Julius Bär erhöht erneut Kreditabschreibungen
Portfolioanpassungen drücken Gewinn, während verwaltete Vermögen weiter zulegen

Die Bank Julius Bär hat ihre Überprüfung des Kreditportfolios abgeschlossen und dabei weitere Problempositionen identifiziert, die nun zu zusätzlichen Wertberichtigungen führen. Das Institut teilte mit, dass eine Untergruppe von Krediten abgebaut werden soll, die nicht mehr mit der aktuellen Strategie sowie den angepassten Leitlinien zur Risikobereitschaft vereinbar ist. Die betroffenen Positionen stammen überwiegend aus dem Bereich renditeorientierter Wohn- und Gewerbeimmobilien und belaufen sich auf ein Volumen von 0,7 Milliarden Franken. Die nun verbuchte Wertberichtigung beträgt 149 Millionen Franken und markiert nach Angaben des Vermögensverwalters den Abschluss der Aufarbeitung von Altlasten im Kreditgeschäft.

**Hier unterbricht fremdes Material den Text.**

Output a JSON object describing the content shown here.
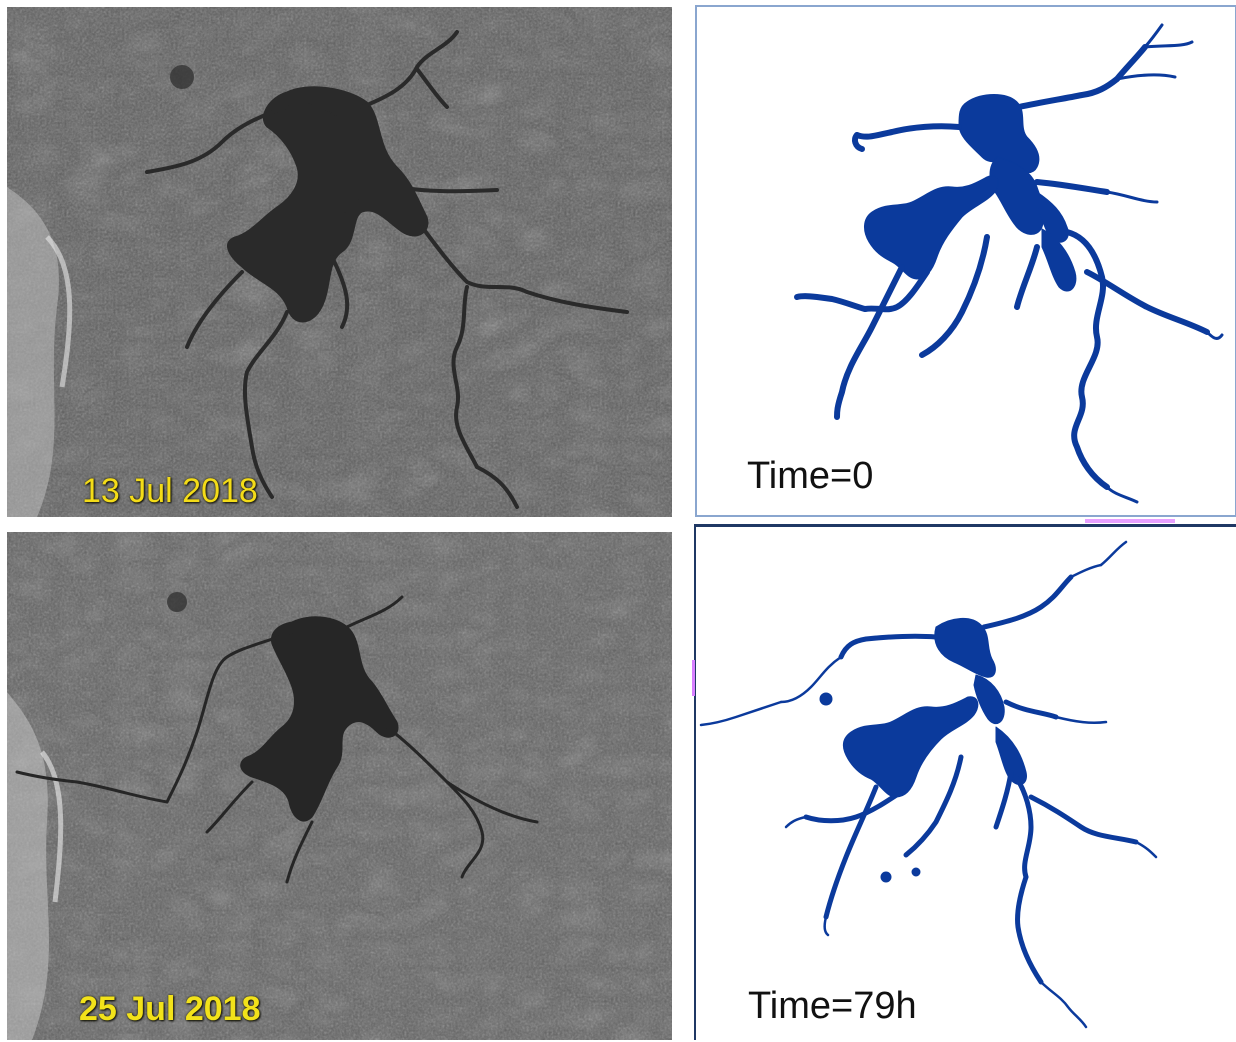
{
  "panels": {
    "sar_top": {
      "date_label": "13 Jul 2018"
    },
    "sar_bottom": {
      "date_label": "25 Jul 2018"
    },
    "map_top": {
      "time_label": "Time=0"
    },
    "map_bottom": {
      "time_label": "Time=79h"
    }
  },
  "colors": {
    "water_map": "#0a3d9e",
    "water_sar": "#2b2b2b",
    "sar_background": "#5b5b5b",
    "date_text": "#ffe600",
    "accent_magenta": "#e066ff"
  }
}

Bereits Anfang 2024 hatte die Bank Netto-Kreditverluste von 606 Millionen Franken hinnehmen müssen, die überwiegend im Zusammenhang mit dem Zusammenbruch der österreichischen Immobiliengruppe Signa entstanden waren. Dieser Vorgang führte zu einem Führungswechsel an der Spitze des Instituts. Der seit Jahresbeginn amtierende CEO Stefan Bollinger hatte daraufhin eine erneute Durchsicht des Kreditportfolios veranlasst. Ziel war es, mögliche weitere Risiken frühzeitig zu erkennen und strengere Maßstäbe bei der Bewertung der Kreditqualität anzulegen. Im Mai wurden daraufhin bereits Wertberichtigungen in Höhe von 130 Millionen Franken vorgenommen. Zu diesem Zeitpunkt ging das Management nicht davon aus, dass noch zusätzliche wesentliche Risiken auftreten würden, die zu weiteren hohen Verlusten führen könnten.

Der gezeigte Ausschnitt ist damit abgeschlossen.